As a sidenote, it was also when my Marxian phase was at its strongest, being a penniless student getting fed on ideas and ideals, incriminating just about everything in a conspiracy to perpetuate a system skewed towards preserving the interests of the 1% (as it has come into popular parlance recently), through co-opting and occassionally frightening the middle class. It was what I was supposed to do my thesis on.

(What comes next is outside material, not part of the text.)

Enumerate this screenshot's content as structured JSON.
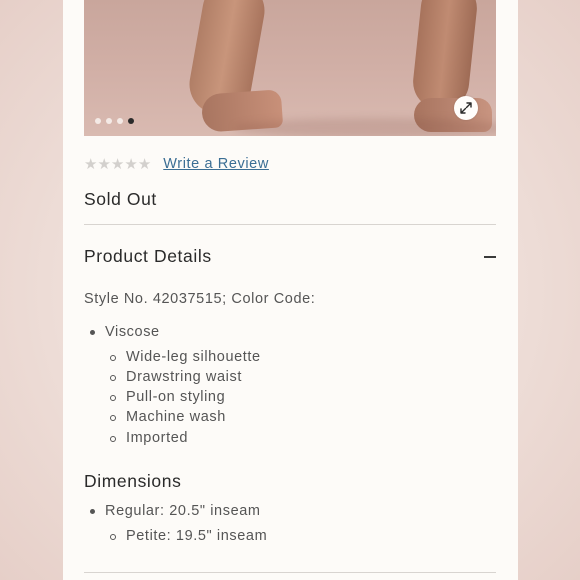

It’s been 2 or 3 years, but we still keep in touch – actually, we just had a Guinness on his rooftop last Friday, pouring our hearts out and our dreams while watching skyscrapers dwarf us, and thinking of the future. To live well we need a sense of courage, and a bit of intoxicated passion, which is pretty easy to get when you are standing right by the edge of the building, looking down at the darkened streets below. It is a surreal postmodern world as million-dollar per unit skyscrapers rise just beside us like a mountain amphitheatre, and obviously, one fall away from the edge and death (T: ‘I’m not going to save you if you fall over’) one can’t help but reflect that life is a short, transitory, and a quite meaningless thing – good news as we are then free to live with the uniquely human dignity and capacity to find and freely create meaning and value, weighted down, of course, by the conscience and ghost of Nietzsche’s Eternal Recurrence.

It’s also appropriate enough to remind myself about this little quote, when I get all pissed off and anxious about my very transitory weekends flitting by ever so quickly.

Cities by night – year 3

I enjoy the feeling of being the only one awake on a late night – 2 to 3 am is when I am at my best. It gives me a sense of invulnerability, immortality – nobody will be able to reach me here, I am invisible, disappeared; and yet I am awake, alive.

It gives me a sense of the infinite breathing within us – perhaps it is a feeling of nihilism made alive, its beating heart palpable by night. The night has always been a symbol of the unknown, the unknowable, the depths of the human experience. Maybe it is only when it is this quiet, maybe it is when we are so sure that we are away from prying eyes, the social gaze, that we truly understand, and revel in the knowledge that life itself, like the night, is unknowable and thus full of mysterious possibilities.

It is a leap into the fathoms of darkness that takes courage. Albert Camus must also be nursing thick black coffee on one such night, a sleepless, starlit night when he wrote, we are condemned to be free. We are marooned onto existence.

This illusion of ominiscience, this sweet paradox of being invisible, yet everywhere, as my mind runs, elated, through starlight woods, old tomes, flights of memories… This is probably the closest man will ever come to feeling like god.

And with a cup of black coffee in hand, brewed and dark, I am invulnerable, unstoppable.

postscript: The choice of the title – which, I supposed, should be subtitled, a homage to coffee, is a tip of the hat to my first few posts on this blog, 2 years ago. My first few entries then, as a relatively carefree undergrad, were my fascination with the night, with wandering a foreign city through the night and its many absurd and wonderful encounters.

In the Grand Lisboa in Macau a few months ago, a man seated beside me at the bar asked, ‘so, would you rather be famous, or faceless?’ I said, without a doubt, ‘faceless, of course’. He smiled and took another sip of whiskey.